Hina

プロデューサーズのHinaのレビュー・感想・評価

プロデューサーズ(1968年製作の映画)
4.2
“小切手を忘れないでねー”と老婆に平気で言い放つビアリストックの開口一発目の台詞で「あ、この人狂ってるな。」と分かるまでたった20秒ʬʬʬ

メル・ブルックス監督の初監督映画らしい𖤣𖥧

過去に栄光を極めた劇作家ビアリストックが落ち目の末に演劇を利用したスキームに失敗するお話:D

多くの人々が巻き込まれるけれども、誰も不幸にならず、監獄送りになった本人も、結局はどこにいても楽しく生きられた。的なハッピーエンドでなんだか優しくなれちゃう映画♡

主演のゼロ・モステルさん演じるビアリストックはどこまでも利己的で、だらしない体型のおじさんなのに、ちくしょーほっとけない。

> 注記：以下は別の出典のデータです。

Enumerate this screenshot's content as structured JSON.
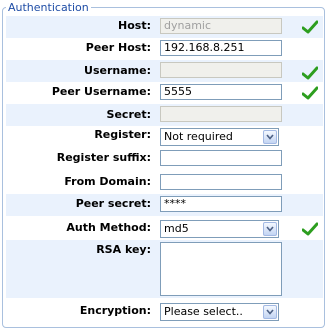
{
  "section": {
    "title": "Authentication"
  },
  "fields": {
    "host": {
      "label": "Host:",
      "placeholder": "dynamic",
      "valid": true
    },
    "peer_host": {
      "label": "Peer Host:",
      "value": "192.168.8.251"
    },
    "username": {
      "label": "Username:",
      "value": "",
      "valid": true
    },
    "peer_username": {
      "label": "Peer Username:",
      "value": "5555",
      "valid": true
    },
    "secret": {
      "label": "Secret:",
      "value": ""
    },
    "register": {
      "label": "Register:",
      "selected": "Not required"
    },
    "register_suffix": {
      "label": "Register suffix:",
      "value": ""
    },
    "from_domain": {
      "label": "From Domain:",
      "value": ""
    },
    "peer_secret": {
      "label": "Peer secret:",
      "value": "****"
    },
    "auth_method": {
      "label": "Auth Method:",
      "selected": "md5",
      "valid": true
    },
    "rsa_key": {
      "label": "RSA key:",
      "value": ""
    },
    "encryption": {
      "label": "Encryption:",
      "selected": "Please select.."
    }
  },
  "colors": {
    "legend_text": "#1f4da6",
    "row_highlight": "#eaf2fd",
    "frame_border": "#a9c0de",
    "check_green": "#2d9e1f"
  },
  "icons": {
    "valid": "checkmark-icon",
    "dropdown": "chevron-down-icon"
  }
}
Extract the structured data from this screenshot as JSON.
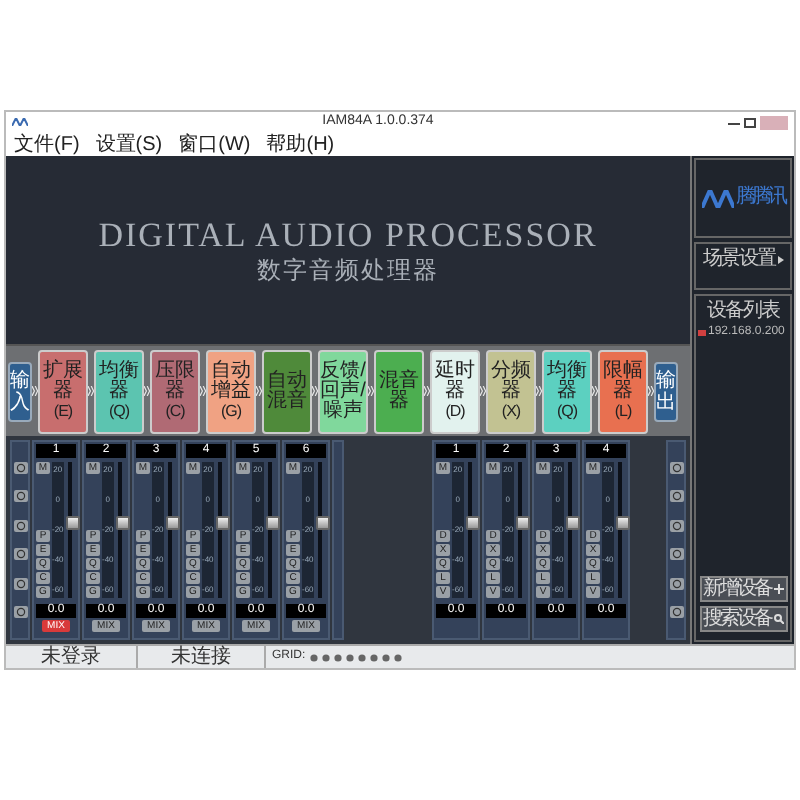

って感じ笑
キング・オブ・コメディと通ずるような、「狂気は最高の娯楽である」というようなメッセージは、なんともNY生まれの監督らしい感覚だなぁと思わせられた。

監督のNY的感性に満ちたシーンで印象的だったのは、冒頭の、青いドレスの老婆とビアリストックが過ごすシーン。
老婆が勝手に設定する役柄を互いに演じるという、性的なプレイが始まる。
老婆を騙して小切手を取るという役を既に演じているのに、その上に老婆が別の演技をし始めるもんだから、仮面の上に予期せぬ仮面を被せられて、三重の人格を持たされるビアリストック。
騙されているはずの老婆が主導権を握り、騙すものを意識せずに手懐けてしまうという関係性は、まさにNY。次の瞬間には誰が主役になっているのか分からない。
そしてそれは、他の街では夢を卒業して久しいはずの、老婆かもしれないのだ。それがNYなのだよ。って言われた気がした🤭

また「絶対にわざとここだけ特別にしたな。」って思えるシーンがある。
この映画は全編が人物に寄った映像で構成されているのだけれど、唯一、人物からかなり引きで撮られているのが、噴水のシーン。
そのシーンは、ラストのクレジット終わりにも、もう一度使用される。
あのシーンは監督にとって何か特別なものだったに違いないけれど、それは何故なのかなぁ??と考えて見返すと、監督のメッセージが濃く滲んできた。

あのシーンは、会計士のブルームがビアリストックの悪巧みに乗っかることを決意するシーンであって、あのシーンの主役はブルームだと言える。
彼は気弱で、パニック障害を持ち、会計士という手堅い職業に就いている。彼だけが、この映画の人物の中で、NYらしからぬ人格と言える。
それはつまり、世間の大多数を埋めている「普通の人」ということだと思う。
そしてこのシーンは、その普通の人に焦点をあて、人物が極端に小さく映り、さも弱者であることを強調しているように撮影されている。
このシーンでブルームは、それまで迷っていた、ビアリストックの凡人には到底踏み込めないような狂気の道に、乗っかることを決意する。
そして「I’ll do it!!」と彼が叫ぶと、カメラは一気に近くに寄って彼を下から見上げて撮る。

あのシーンには、「誰もが花開くことができる。」というメッセージがこもっている。
狂気の変人を演出して、遠い世界のお話のように感じていたこの映画が、実は、誰もが夢を持っていいと伝えるための民衆の映画だった。
と受け取れて、さっきまで美しい月を見上げていたのに、君もおいでと言われた次の瞬間に、私も月に立っていた。みたいな感覚にしてくれる。